Magnetic resonance imaging (MRI) is based on serial scanning of Fourier (k-space) data of a magnetization image in a repeated series of magnetic resonance experiments. To obtain consistent data for reconstruction of an individual image, exactly he same state of the magnetization has to be prepared in each repetition. These images then depend non-linearly on parameters that characterize tissue-specific chemical environment of the nuclear spins or physical processes such as flow, diffusion, perfusion, or temperature. The qualitative nature of conventional MR images makes quantitative analysis difficult as the image contrast depends on the specific measurement technique and equipment. In contrast, in quantitative MRI the underlying physical parameters are estimated. Results can then quantitatively be compared across sites and retrospectively processed to synthetically create MR images with well-defined and reproducible contrast. Currently, quantitative MRI is based on the acquisition of many images with different measurement protocols (e.g. echo times, flip angle, etc.), which are then pixel-wise fitted to a physic-based signal model to obtain the quantitative parameter maps. As this requires the acquisition of several fully-sampled images with different contrast, this is very time consuming and inefficient. Novel iterative methods can estimate the parameters directly from the k-space data by solving a non-linear inverse problem - completely avoiding the reconstruction of intermediate images and opening the way for highly efficient quantitative MRI. These new techniques can be understood as synergistic reconstruction of multiple MRI images with different contrast that exploits known correlations. In this talk, we will discuss the underlying ideas as well as recent developments.

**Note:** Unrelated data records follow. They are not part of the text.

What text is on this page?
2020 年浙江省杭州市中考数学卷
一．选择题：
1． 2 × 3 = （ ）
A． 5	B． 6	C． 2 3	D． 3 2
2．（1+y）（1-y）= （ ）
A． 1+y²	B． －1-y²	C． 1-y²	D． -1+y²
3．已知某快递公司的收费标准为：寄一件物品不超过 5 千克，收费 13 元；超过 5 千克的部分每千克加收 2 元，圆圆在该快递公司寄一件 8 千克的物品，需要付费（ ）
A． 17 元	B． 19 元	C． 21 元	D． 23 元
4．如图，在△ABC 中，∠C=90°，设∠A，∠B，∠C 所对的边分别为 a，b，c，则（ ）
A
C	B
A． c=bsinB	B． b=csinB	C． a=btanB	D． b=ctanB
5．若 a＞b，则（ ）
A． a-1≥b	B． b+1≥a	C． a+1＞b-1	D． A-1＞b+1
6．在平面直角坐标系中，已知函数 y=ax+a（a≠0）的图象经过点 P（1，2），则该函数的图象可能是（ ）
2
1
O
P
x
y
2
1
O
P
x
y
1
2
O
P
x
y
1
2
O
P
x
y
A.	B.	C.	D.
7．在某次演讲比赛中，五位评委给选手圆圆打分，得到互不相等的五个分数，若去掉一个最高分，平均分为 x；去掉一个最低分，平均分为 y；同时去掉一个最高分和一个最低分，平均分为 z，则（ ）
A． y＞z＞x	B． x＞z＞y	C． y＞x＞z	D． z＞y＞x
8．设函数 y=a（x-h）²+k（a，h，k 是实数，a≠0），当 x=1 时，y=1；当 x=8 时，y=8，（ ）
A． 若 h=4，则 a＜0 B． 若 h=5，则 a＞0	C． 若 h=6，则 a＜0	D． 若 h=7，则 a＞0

Matthias Ehrhardt Fast preconditioned reconstruction with non-smooth anatomical priors by randomisation
Uncompressed clinical data from modern positron emission tomography (PET) scanners are very large, exceeding 350 million data points (projection bins). The last decades have seen tremendous advancements in mathematical imaging tools many of which lead to non-smooth (i.e. non-differentiable) optimization problems. For instance directional total variation can be used to incorporate anatomical information from MRI into the PET reconstruction. However, since non-smooth optimization problems are hard to solve, most of these tools have not been translated to clinical PET data. In this work, inspired by big data machine learning applications, we use advanced randomized optimization algorithms to solve the PET reconstruction problem for a very large class of non-smooth priors which includes for example directional total variation. The proposed algorithm randomly uses subsets of the data and only updates the variables associated with these. While this idea often leads to divergent algorithms, we show that the proposed algorithm does indeed converge for any proper subset selection. Numerically, we show on real PET data (FDG and florbetapir) from a Siemens Biograph mMR that about ten projections and backprojections are sufficient to solve the optimisation problem.